From fa1923392f897905d2dd0cdd5d3194afec795f91 Mon Sep 17 00:00:00 2001
From: Lili Gasser <gasserli@ethz.ch>
Date: Mon, 18 Feb 2019 10:32:51 +0000
Subject: [PATCH] clean ffille

---
 src/python/run_train_ner.py | 15 +++------------
 src/sh/train_ner.sh         |  2 +-
 2 files changed, 4 insertions(+), 13 deletions(-)

diff --git a/src/python/run_train_ner.py b/src/python/run_train_ner.py
index 15878724..2ebd5fe7 100644
--- a/src/python/run_train_ner.py
+++ b/src/python/run_train_ner.py
@@ -36,10 +36,9 @@ def main(model=None, output_dir=None, n_iter=100, training_data=None, trained_da
     if training_data is not None:
         call_with_out("git-lfs pull -I " + training_data.as_posix())
         dict_onedoc = read_from_txt(training_data)
-        TRAIN_DATA = transform_to_training_format(dict_onedoc)[:50]   # TODO: get rid of [:50]
-        TRAIN_DATA_orig = TRAIN_DATA[:]
-        print(type(TRAIN_DATA), TRAIN_DATA[:10])
-        # TODO: format checks
+        TRAIN_DATA = transform_to_training_format(dict_onedoc)
+        TRAIN_DATA_orig = TRAIN_DATA[:]      # save a copy to have an unshuffled version
+        print("Training data loaded")
     else:
         sys.exit("no training data")
 
@@ -97,14 +96,6 @@ def main(model=None, output_dir=None, n_iter=100, training_data=None, trained_da
         dict_ents_test['entities'] = list_ents_test
         tpl = (text, dict_ents_test, title)
         TRAIN_DATA_tested.append(tpl)
-#        print('train', list_ents_train)
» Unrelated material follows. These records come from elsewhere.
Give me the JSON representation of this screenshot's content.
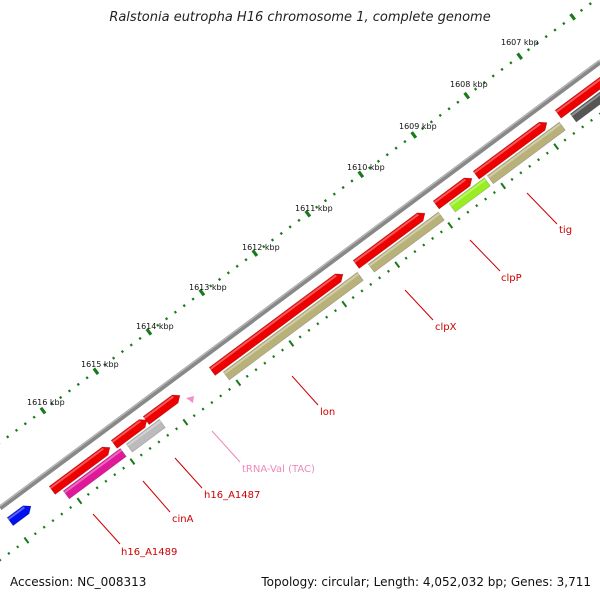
{
  "title": "Ralstonia eutropha H16 chromosome 1, complete genome",
  "footer": {
    "accession": "Accession: NC_008313",
    "stats": "Topology: circular; Length: 4,052,032 bp; Genes: 3,711"
  },
  "ruler_labels": [
    "1607 kbp",
    "1608 kbp",
    "1609 kbp",
    "1610 kbp",
    "1611 kbp",
    "1612 kbp",
    "1613 kbp",
    "1614 kbp",
    "1615 kbp",
    "1616 kbp"
  ],
  "gene_labels": {
    "tig": "tig",
    "clpP": "clpP",
    "clpX": "clpX",
    "lon": "lon",
    "trna": "tRNA-Val (TAC)",
    "h16_A1487": "h16_A1487",
    "cinA": "cinA",
    "h16_A1489": "h16_A1489"
  },
  "colors": {
    "backbone": "#777777",
    "ruler_ticks": "#1a7a1a",
    "gene_forward": "#ee0000",
    "cds": "#b8b27a",
    "cds_pseudo": "#bbbbbb",
    "cds_magenta": "#e0199a",
    "cds_green": "#99ee22",
    "trna": "#f090c8",
    "blue_feature": "#0011ee",
    "dark_feature": "#555555",
    "label_red": "#cc0000",
    "label_pink": "#ee77bb"
  }
}
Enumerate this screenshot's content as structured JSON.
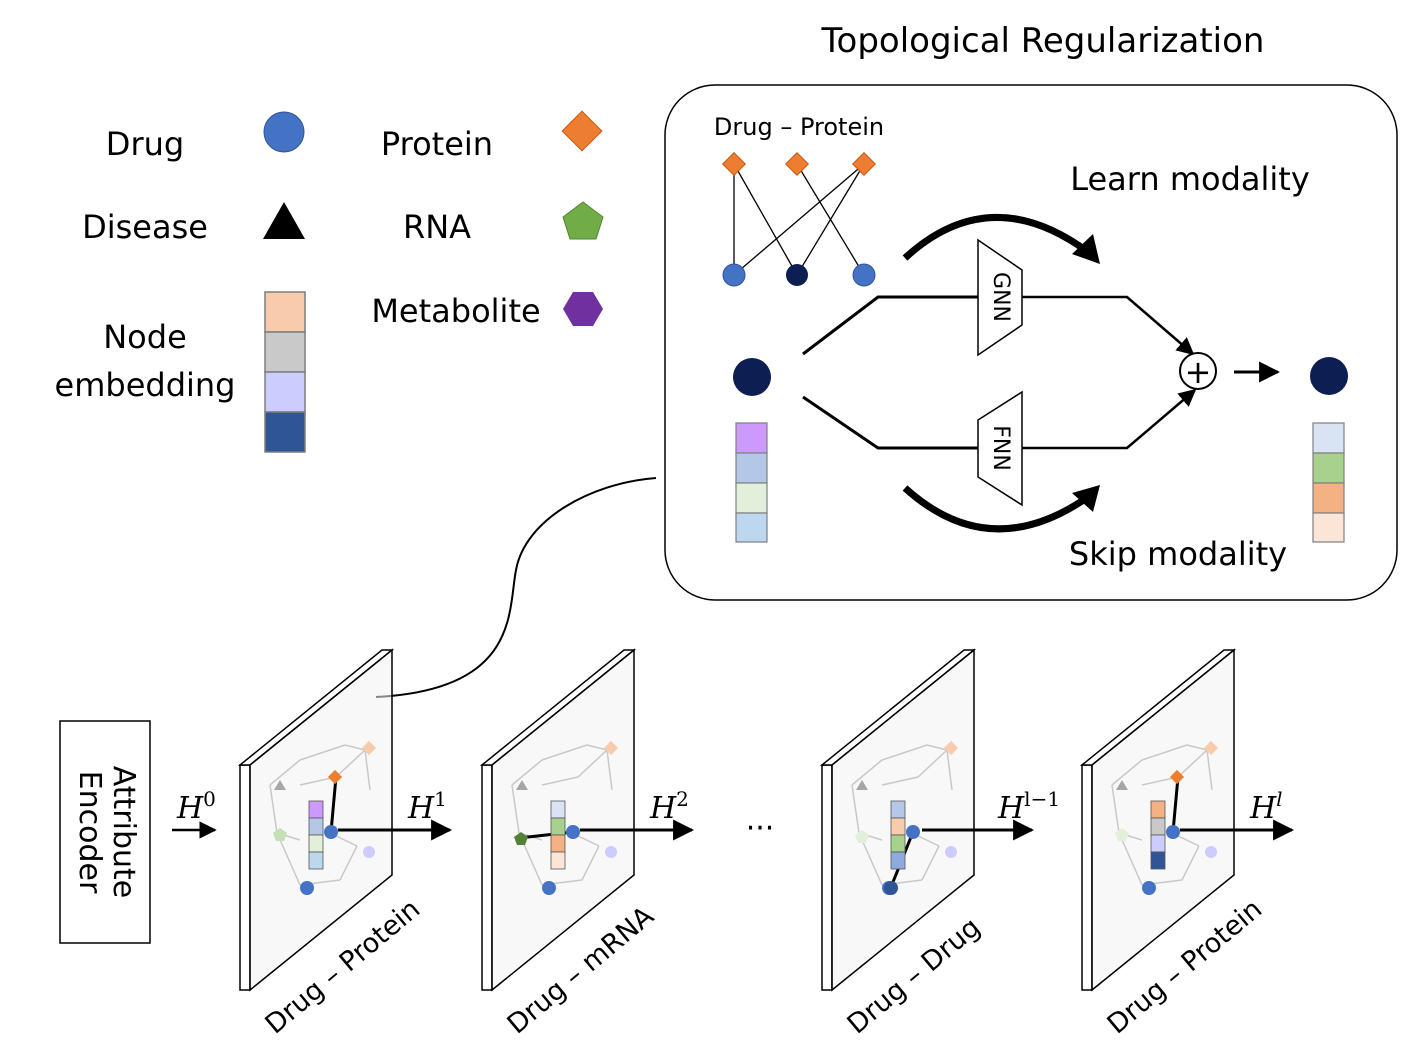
{
  "title": "Topological Regularization",
  "legend": {
    "drug": {
      "label": "Drug",
      "color": "#4472c4",
      "icon": "circle"
    },
    "protein": {
      "label": "Protein",
      "color": "#ed7d31",
      "icon": "diamond"
    },
    "disease": {
      "label": "Disease",
      "color": "#000000",
      "icon": "triangle"
    },
    "rna": {
      "label": "RNA",
      "color": "#70ad47",
      "icon": "pentagon"
    },
    "metabolite": {
      "label": "Metabolite",
      "color": "#7030a0",
      "icon": "hexagon"
    },
    "node_embedding": {
      "line1": "Node",
      "line2": "embedding",
      "colors": [
        "#f8cbad",
        "#c9c9c9",
        "#ccccff",
        "#2f5597"
      ]
    }
  },
  "inset": {
    "pair_label": "Drug – Protein",
    "learn_label": "Learn modality",
    "skip_label": "Skip modality",
    "gnn_label": "GNN",
    "fnn_label": "FNN",
    "plus_symbol": "+",
    "node_color": "#0d1e52",
    "input_embedding": [
      "#cc99ff",
      "#b4c7e7",
      "#e2efda",
      "#bdd7ee"
    ],
    "output_embedding": [
      "#dae3f3",
      "#a9d18e",
      "#f4b183",
      "#fbe5d6"
    ]
  },
  "encoder": {
    "line1": "Attribute",
    "line2": "Encoder"
  },
  "ellipsis": "···",
  "layers": [
    {
      "label": "Drug – Protein",
      "h_base": "H",
      "h_sup": "0",
      "embedding": [
        "#cc99ff",
        "#b4c7e7",
        "#e2efda",
        "#bdd7ee"
      ],
      "left_color": "#70ad47"
    },
    {
      "label": "Drug – mRNA",
      "h_base": "H",
      "h_sup": "1",
      "embedding": [
        "#dae3f3",
        "#a9d18e",
        "#f4b183",
        "#fbe5d6"
      ],
      "left_color": "#548235"
    },
    {
      "label": "Drug – Drug",
      "h_base": "H",
      "h_sup": "2",
      "embedding": [
        "#b4c7e7",
        "#f8cbad",
        "#a9d18e",
        "#8faadc"
      ],
      "left_color": "#e2f0d9"
    },
    {
      "label": "Drug – Protein",
      "h_base": "H",
      "h_sup": "l−1",
      "embedding": [
        "#f4b183",
        "#c9c9c9",
        "#ccccff",
        "#2f5597"
      ],
      "left_color": "#e2f0d9"
    }
  ],
  "final_output": {
    "h_base": "H",
    "h_sup": "l"
  }
}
-#        print('test', list_ents_test)
-#        print(set(list_ents_train) == set(list_ents_test))
-#       if print_output
-        #if not set(list_ents_train) == set(list_ents_test):
-            #print(text)
-            #print("Entities", [(ent.text, ent.label_) for ent in doc.ents])
-	    #print("Tokens", [(t.text, t.ent_type_, t.ent_iob) for t in doc])
 
     alldicts_tested = transform_to_reading_format(TRAIN_DATA_tested)
 
diff --git a/src/sh/train_ner.sh b/src/sh/train_ner.sh
index e21cdfaf..ec5e1539 100755
--- a/src/sh/train_ner.sh
+++ b/src/sh/train_ner.sh
@@ -1,7 +1,7 @@
 #!/bin/bash
 
 model=de_core_news_sm
-n_iter=2
+n_iter=100
 path_data=data/train_NER/
 training_data=${path_data}1891_20026449_corrected_german.txt
 trained_data=${path_data}1891_20026449_corrected_german_trained.txt
-- 
GitLab